The infrastructure here includes a lookout tower, a tree nursery and vegetable garden, a small plaza, the park’s offices, a health station, a school and a helipad, aside from the campground and the guesthouse for lodging. Inío is a small fishing community where 40 families live in relative isolation. According to Alan and Javiera, it’s also where the park’s most beautiful trail is: a 21km loop that circles through the old-growth forest, on to the beach, passing the old lighthouse and some archeological sites of the Chono indigenous people. Halfway through hikers can spend the night in the Quilanlar hut. “I’d say that Inío is of high interest for foreign visitors and Chileans alike. They can go whale watching, the guesthouse is nice, the trails here are incredible, the lighthouse is impressive, there’s a museum, and the community is very interesting. You can get to know people and eat at their house, it’s a more authentic experience.” We can vouch for the latter, as we got an invitation within the first ten minutes of walking on the beach and meeting some of the locals.

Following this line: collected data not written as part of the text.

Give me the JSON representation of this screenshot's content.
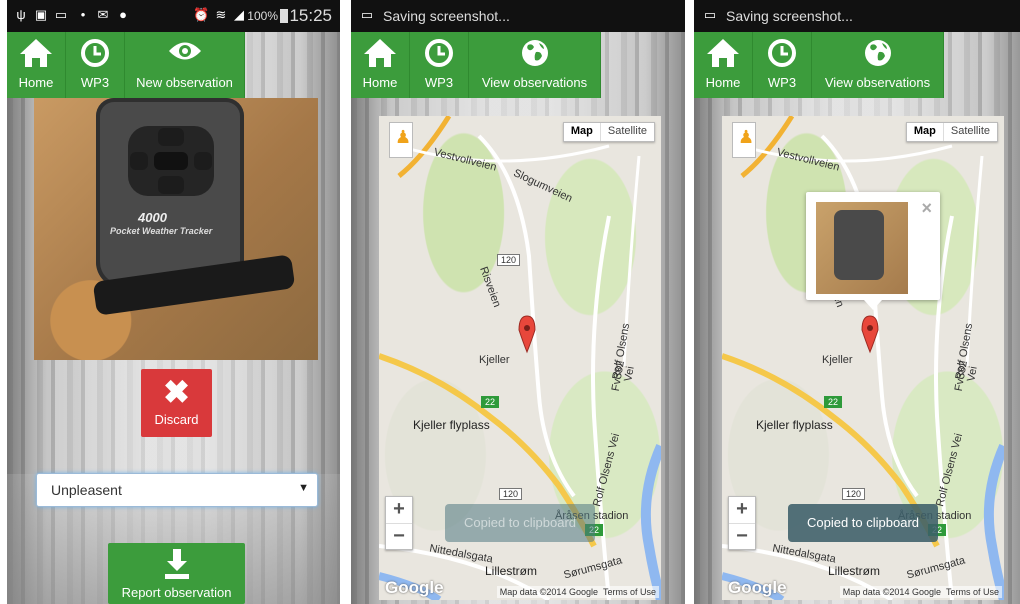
{
  "panel1": {
    "status": {
      "time": "15:25",
      "battery": "100%"
    },
    "nav": {
      "home": "Home",
      "wp3": "WP3",
      "action": "New observation"
    },
    "photo": {
      "device_model": "4000",
      "device_name": "Pocket Weather Tracker"
    },
    "discard_label": "Discard",
    "mood_select": {
      "value": "Unpleasent"
    },
    "report_label": "Report observation"
  },
  "panel2": {
    "status": {
      "text": "Saving screenshot..."
    },
    "nav": {
      "home": "Home",
      "wp3": "WP3",
      "action": "View observations"
    },
    "map": {
      "type_buttons": [
        "Map",
        "Satellite"
      ],
      "labels": {
        "kjeller": "Kjeller",
        "flyplass": "Kjeller flyplass",
        "lillestrom": "Lillestrøm",
        "arasen": "Åråsen stadion",
        "vestvoll": "Vestvollveien",
        "slogum": "Slogumveien",
        "rolf": "Rolf Olsens Vei",
        "fv382": "Fv382",
        "nittedal": "Nittedalsgata",
        "sorum": "Sørumsgata",
        "risveien": "Risveien"
      },
      "shields": {
        "r120a": "120",
        "r120b": "120",
        "r22a": "22",
        "r22b": "22"
      },
      "zoom_in": "+",
      "zoom_out": "−",
      "attribution": "Map data ©2014 Google",
      "terms": "Terms of Use",
      "logo": "Google"
    },
    "toast": "Copied to clipboard"
  },
  "panel3": {
    "status": {
      "text": "Saving screenshot..."
    },
    "nav": {
      "home": "Home",
      "wp3": "WP3",
      "action": "View observations"
    },
    "map": {
      "type_buttons": [
        "Map",
        "Satellite"
      ],
      "labels": {
        "kjeller": "Kjeller",
        "flyplass": "Kjeller flyplass",
        "lillestrom": "Lillestrøm",
        "arasen": "Åråsen stadion",
        "vestvoll": "Vestvollveien",
        "slogum": "Slogumveien",
        "rolf": "Rolf Olsens Vei",
        "fv382": "Fv382",
        "nittedal": "Nittedalsgata",
        "sorum": "Sørumsgata",
        "risveien": "Risveien"
      },
      "shields": {
        "r120a": "120",
        "r120b": "120",
        "r22a": "22",
        "r22b": "22"
      },
      "zoom_in": "+",
      "zoom_out": "−",
      "attribution": "Map data ©2014 Google",
      "terms": "Terms of Use",
      "logo": "Google"
    },
    "infowindow": {
      "close": "×"
    },
    "toast": "Copied to clipboard"
  },
  "colors": {
    "nav_green": "#3c9c3c",
    "discard_red": "#d9393b",
    "statusbar": "#111111"
  }
}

Tantauco was wild and beautiful. Its story is inspiring because it stands proof to the resilience of ecosystems and their restorative power if given the chance. The forests here have gone a long time living under the threat of exploitation, and through the dedication of a handful of people the trees have finally found peace. The biodiversity has started to return. If you find yourselves planning for a trip to Chile, witnessing the wild beauty of Tantauco should be high up on the list.
ringed kingfisher (Megaceryle torquata)
A ringed kingfisher, a species ranging from southern US to the bottom of South America, defying the rain and wind in search for fish in one of the lagoons next to the Piramide refuge.
The silhouette of the lighthouse in Inío at sunset. A 21 km loop trail starting right outside this fishing village can take the visitor through beautiful, green forests, along the beach, to the lighthouse and to some archeological sites of the Chono indigenous people. Halfway through one can spend the night at the hut in the Quilanlar refuge.